Will Google’s nightmares never end?

Tuesday, 2 December 2014 | By Vanessa Emilio

Last week, Google was hit with the commencement of a new legal battle in the UK which proposed to extend its liability for enabling defamation and not doing enough to remove the offending material.


Google’s headaches don’t stop there. This past week, the European Parliament passed a non-binding resolution to split Google up.

What does this mean?

The EU Parliament wants to separate Google’s search engine from its other activities. This would weaken its dominance across the region as it now controls approximately 90% of all web searches in Europe.

Can the EU Parliament do this?

The EU Parliament does not have the direct power to break up companies. However, this does start putting pressure on the anti-trust regulators, who do have the power to take action.


This also is seen as a recommendation for the European Commission to take notice and review the decision.

Where is the push coming from against Google?

European regulators announced in 2010 they were reviewing Google’s business practices.


They are increasingly worried at the stronghold Google has taken in Europe.

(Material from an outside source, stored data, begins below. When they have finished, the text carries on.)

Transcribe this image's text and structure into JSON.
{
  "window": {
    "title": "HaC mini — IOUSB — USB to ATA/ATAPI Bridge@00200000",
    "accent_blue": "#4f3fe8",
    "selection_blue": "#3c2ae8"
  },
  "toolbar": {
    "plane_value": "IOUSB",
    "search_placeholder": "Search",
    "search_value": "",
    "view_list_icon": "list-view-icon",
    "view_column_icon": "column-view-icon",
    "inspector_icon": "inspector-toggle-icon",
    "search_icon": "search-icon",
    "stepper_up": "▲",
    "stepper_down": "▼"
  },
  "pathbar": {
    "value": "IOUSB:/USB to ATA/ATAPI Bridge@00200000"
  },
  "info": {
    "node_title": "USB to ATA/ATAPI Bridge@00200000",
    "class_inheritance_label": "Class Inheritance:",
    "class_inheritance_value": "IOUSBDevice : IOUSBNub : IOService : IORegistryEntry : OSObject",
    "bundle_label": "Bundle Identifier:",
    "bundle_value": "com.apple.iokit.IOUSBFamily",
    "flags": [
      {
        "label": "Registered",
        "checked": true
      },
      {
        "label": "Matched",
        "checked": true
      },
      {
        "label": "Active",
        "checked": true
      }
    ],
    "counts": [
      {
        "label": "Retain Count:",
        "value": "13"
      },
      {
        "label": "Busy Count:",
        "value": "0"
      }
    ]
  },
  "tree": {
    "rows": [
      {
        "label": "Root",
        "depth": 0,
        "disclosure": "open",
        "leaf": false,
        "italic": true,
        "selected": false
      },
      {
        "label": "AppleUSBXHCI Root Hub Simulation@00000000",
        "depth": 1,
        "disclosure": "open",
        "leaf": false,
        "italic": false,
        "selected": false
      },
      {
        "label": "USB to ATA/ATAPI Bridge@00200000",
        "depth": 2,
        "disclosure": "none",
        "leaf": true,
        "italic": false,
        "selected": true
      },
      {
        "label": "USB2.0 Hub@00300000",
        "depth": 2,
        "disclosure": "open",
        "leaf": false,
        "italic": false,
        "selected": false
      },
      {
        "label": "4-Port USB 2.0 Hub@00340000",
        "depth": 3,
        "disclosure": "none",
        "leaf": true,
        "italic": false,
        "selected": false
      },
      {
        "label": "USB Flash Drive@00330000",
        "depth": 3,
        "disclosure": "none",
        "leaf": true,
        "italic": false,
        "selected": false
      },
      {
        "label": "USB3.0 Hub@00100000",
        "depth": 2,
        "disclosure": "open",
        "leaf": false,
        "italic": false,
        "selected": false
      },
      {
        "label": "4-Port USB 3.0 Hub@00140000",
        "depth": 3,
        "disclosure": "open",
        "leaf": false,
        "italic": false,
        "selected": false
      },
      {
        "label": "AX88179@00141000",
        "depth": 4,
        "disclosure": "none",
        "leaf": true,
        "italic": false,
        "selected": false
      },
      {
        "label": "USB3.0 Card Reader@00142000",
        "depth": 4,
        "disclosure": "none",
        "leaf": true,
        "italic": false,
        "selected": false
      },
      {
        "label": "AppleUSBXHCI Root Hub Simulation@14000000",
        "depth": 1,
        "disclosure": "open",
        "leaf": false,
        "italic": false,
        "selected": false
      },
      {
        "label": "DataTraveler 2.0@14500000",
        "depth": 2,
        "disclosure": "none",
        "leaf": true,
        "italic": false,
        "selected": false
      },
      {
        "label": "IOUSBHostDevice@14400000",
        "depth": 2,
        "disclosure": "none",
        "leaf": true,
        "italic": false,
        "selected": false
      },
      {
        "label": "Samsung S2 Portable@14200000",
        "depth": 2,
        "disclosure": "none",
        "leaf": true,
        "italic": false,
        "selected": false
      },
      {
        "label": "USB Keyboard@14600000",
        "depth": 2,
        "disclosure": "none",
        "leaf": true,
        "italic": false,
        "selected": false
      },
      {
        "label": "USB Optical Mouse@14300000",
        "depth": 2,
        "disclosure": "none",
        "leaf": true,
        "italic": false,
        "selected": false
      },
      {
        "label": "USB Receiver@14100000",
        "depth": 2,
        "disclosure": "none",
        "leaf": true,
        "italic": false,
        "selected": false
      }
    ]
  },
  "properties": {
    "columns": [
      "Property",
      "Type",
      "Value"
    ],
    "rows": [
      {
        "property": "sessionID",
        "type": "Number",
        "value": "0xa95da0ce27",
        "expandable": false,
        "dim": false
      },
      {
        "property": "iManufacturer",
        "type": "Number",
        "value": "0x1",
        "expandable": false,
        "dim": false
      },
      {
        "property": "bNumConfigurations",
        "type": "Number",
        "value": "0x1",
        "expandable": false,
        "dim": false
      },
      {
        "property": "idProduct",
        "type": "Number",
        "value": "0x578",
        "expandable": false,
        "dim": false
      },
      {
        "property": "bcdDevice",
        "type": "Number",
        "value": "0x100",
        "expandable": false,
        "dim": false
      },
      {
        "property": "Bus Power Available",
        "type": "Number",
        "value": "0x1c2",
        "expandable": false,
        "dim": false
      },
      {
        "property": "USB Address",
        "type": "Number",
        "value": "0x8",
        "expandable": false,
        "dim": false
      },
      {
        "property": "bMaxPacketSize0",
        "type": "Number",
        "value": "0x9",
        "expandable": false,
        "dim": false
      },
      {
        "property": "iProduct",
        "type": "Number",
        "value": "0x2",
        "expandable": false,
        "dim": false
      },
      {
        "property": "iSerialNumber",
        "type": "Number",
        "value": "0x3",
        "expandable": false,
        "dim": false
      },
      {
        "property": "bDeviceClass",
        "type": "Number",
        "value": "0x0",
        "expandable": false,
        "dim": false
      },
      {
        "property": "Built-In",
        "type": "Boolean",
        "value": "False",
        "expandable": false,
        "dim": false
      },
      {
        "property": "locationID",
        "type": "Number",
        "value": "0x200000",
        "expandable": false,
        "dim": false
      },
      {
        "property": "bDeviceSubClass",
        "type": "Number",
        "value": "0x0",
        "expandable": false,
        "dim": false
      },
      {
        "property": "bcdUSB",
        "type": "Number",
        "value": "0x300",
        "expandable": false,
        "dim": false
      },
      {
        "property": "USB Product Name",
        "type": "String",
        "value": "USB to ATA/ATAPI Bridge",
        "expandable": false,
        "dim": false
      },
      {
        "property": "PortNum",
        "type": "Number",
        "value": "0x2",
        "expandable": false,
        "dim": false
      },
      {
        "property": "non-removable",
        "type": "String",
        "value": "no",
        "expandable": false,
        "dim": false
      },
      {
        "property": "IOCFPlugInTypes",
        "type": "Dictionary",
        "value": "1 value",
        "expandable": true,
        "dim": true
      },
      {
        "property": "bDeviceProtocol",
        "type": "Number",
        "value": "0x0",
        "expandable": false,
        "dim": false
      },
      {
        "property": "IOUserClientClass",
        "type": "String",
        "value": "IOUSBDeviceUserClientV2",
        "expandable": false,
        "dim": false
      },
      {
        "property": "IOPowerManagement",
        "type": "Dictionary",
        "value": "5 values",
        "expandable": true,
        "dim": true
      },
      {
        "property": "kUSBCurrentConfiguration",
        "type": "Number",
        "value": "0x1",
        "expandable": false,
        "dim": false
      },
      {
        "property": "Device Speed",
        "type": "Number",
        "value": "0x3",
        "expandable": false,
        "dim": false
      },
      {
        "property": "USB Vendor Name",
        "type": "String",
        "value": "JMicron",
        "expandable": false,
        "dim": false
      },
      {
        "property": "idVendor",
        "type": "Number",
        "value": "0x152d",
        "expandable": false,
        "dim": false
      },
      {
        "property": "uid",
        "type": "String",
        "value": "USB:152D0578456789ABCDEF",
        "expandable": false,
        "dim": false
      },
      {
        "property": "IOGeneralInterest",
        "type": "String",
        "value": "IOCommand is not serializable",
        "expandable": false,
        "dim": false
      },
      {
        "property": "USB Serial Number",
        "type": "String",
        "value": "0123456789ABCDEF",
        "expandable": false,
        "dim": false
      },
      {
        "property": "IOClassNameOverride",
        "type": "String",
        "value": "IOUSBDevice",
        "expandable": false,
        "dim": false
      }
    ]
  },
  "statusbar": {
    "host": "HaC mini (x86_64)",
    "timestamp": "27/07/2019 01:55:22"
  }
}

Their biggest concern is the increasing number of complaints involving squeezing out competitors in Europe, which breaches anti-competition legislation.


In order to prove that a company has been engaging in anti-competitive behavior, European regulators have to first establish that a company has a dominant market position and that it has abused its dominant position.


The dominant position is not in question: the question is now proving the company abused the dominance. EU regulators are looking at two specific aspects to do this:


  1. Google’s search results: whether they are deliberately down ranking competitor sites; and
  2. Google’s business practices on advertising: whether they are imposing exclusivity obligations on advertising partners to the exclusion or hindrance of smaller advertising networks.

Dominating the market is not illegal. Using the dominance to control pricing, squeeze competitors or harm consumers – this is all considered illegal activities.

3. Strong reasons for monopoly breakup

There are number of reasons the European politicians are concerned about the monopoly power of Google, but the three main concerns are around allegations that:

  1. Google promotes their own goods and services over competitors;
  2. Google controls the online search results; and
  3. Search engines are increasingly ‘commercialising secondary exploitation of obtained information’

4. What do they want from Google?

They want a promise of “all internet traffic...‘treated equally, without discrimination, restriction or interference”.


They were also discussing more certainty with respect to net neutrality as well as a focus on consumer protection, but these are secondary to the main issue.

What would this mean for the rest of the world?

If this action proceeds and Google is forced to redefine its operations, it would mean that Google’s search business in Europe would be split from the rest of its commercial operations. It also means it is likely the rest of the world would follow suit in this push for more internet ‘equality’.


Whether this will go further remains to be seen. All I can say is that their lawyers will be gainfully employed for the next few years.